Le fondeur campanaire ne se contente pas de verser du bronze dans un moule. Il doit comprendre le dessin du profil, la construction en argile, la coulée, le comportement acoustique et les contraintes d’intégration de la cloche. Le métier associe ainsi fabrication manuelle et lecture technique du son.

La transmission passe largement par l’atelier. Les gestes sont appris au contact des moules, des outils et des pièces réelles, avec une progression adaptée aux risques de la fonderie. L’expérience permet notamment de reconnaître un désordre de surface, d’interpréter un contrôle acoustique et de distinguer ce qui peut être repris de ce qui compromet l’ouvrage.

Les outils contemporains ont ajouté la modélisation par ordinateur au travail traditionnel.
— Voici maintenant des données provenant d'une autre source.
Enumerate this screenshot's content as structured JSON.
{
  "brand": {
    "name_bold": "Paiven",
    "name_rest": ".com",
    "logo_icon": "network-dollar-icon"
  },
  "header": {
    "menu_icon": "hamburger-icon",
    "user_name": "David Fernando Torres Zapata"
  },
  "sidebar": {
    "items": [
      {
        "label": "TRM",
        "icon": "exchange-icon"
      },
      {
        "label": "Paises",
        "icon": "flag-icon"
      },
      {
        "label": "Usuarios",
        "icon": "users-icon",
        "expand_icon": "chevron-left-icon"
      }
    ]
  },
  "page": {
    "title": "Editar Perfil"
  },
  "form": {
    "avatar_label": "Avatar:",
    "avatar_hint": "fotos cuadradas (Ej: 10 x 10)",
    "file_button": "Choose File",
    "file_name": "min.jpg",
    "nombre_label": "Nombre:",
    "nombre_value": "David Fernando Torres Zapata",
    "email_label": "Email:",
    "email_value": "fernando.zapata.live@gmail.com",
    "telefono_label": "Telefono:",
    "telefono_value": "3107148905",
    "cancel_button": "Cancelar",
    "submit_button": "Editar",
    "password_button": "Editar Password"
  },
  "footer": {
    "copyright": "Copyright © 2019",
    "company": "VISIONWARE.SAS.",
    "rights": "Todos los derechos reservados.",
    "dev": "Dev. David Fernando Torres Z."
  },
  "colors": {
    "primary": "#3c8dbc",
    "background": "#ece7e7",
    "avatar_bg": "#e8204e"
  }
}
Cette évolution ne rend pas la fabrication automatique : elle aide à anticiper et à vérifier. Le fondeur reste responsable de la cohérence entre le dessin calculé, le moule construit et la cloche effectivement obtenue.

Pour envisager ce métier, recherchez une formation liée à la fonderie, à la métallurgie ou aux métiers d’art, puis une immersion dans un atelier campanaire. La spécialisation s’acquiert au-delà du travail général du bronze, car l’accordage et la fabrication de pièces monumentales imposent des compétences propres.

D’autres ateliers complètent la carte française

La production française ne s’arrête pas à la Normandie. Des ateliers comme Obertino Morteau, dans le Doubs, ou des fondeurs tels que Voegelé rappellent la diversité des acteurs et des usages. Tous ne travaillent pas nécessairement à la même échelle ni pour les mêmes destinations.

Obertino Morteau fabrique et commercialise différents modèles de cloches en bronze et de cloches en acier. L’activité est complétée par un atelier cuir produisant les courroies en cuir véritable correspondantes. Cette organisation illustre une autre branche du métier, où la cloche forme un ensemble fonctionnel avec son dispositif de port ou de suspension.

Comparer directement ces ateliers à Cornille Havard sur le seul nombre de pièces serait peu pertinent. Une cloche monumentale destinée à un clocher, une série de modèles en acier et une pièce accompagnée de sa courroie ne mobilisent pas les mêmes moyens. Les “plus grandes” fonderies dépendent donc du critère retenu : capacité monumentale, diversité de fabrication, poids des réalisations ou spécialité campanaire.

Pour trouver le bon interlocuteur, décrivez d’abord votre besoin : ouvrage neuf, remplacement, restauration, petite cloche ou ensemble accordé. Ajoutez des photographies, les dimensions disponibles et le contexte de suspension. Ce premier diagnostic évite de choisir un fondeur sur sa seule notoriété alors que son atelier n’est pas spécialisé dans votre type de pièce.

La fabrique de cloches en France reste un patrimoine productif, porté par plusieurs maisons plutôt qu’un atelier unique. Villedieu-les-Poêles constitue la porte d’entrée la plus lisible pour découvrir la tradition monumentale, tandis que d’autres fondeurs répondent à des usages et à des échelles différents. Pour comprendre ce métier, privilégiez une visite qui montre les moules et les contrôles, pas seulement les cloches achevées. La restauration, la suspension et l’entretien des ensembles campanaires prolongent ensuite naturellement cette découverte.

Questions fréquentes

Quelle ville française est la plus célèbre pour ses cloches ?

Villedieu-les-Poêles, dans la Manche, est la ville française la plus connue pour la fonte campanaire. La fonderie Cornille Havard y perpétue une activité installée dans un atelier datant de 1865.

Les cloches françaises sont-elles toutes fabriquées en bronze ?

Non. Le bronze est la matière emblématique des cloches monumentales, mais des ateliers français, dont Obertino Morteau, fabriquent également des cloches en acier pour d’autres usages.

Peut-on assister à la coulée pendant une visite de fonderie ?

Une visite permet de comprendre les moules, la fosse et les étapes de fabrication, mais elle ne garantit pas la présence d’une coulée. Vérifiez le programme proposé par l’atelier avant de vous déplacer.

Quelle est la plus grande fonderie de cloches en France ?

Il n’existe pas, dans les faits fournis, de classement national unique permettant de désigner une fonderie comme la plus grande selon tous les critères. Cornille Havard compte parmi les derniers grands fondeurs français et produit une centaine de cloches monumentales par an.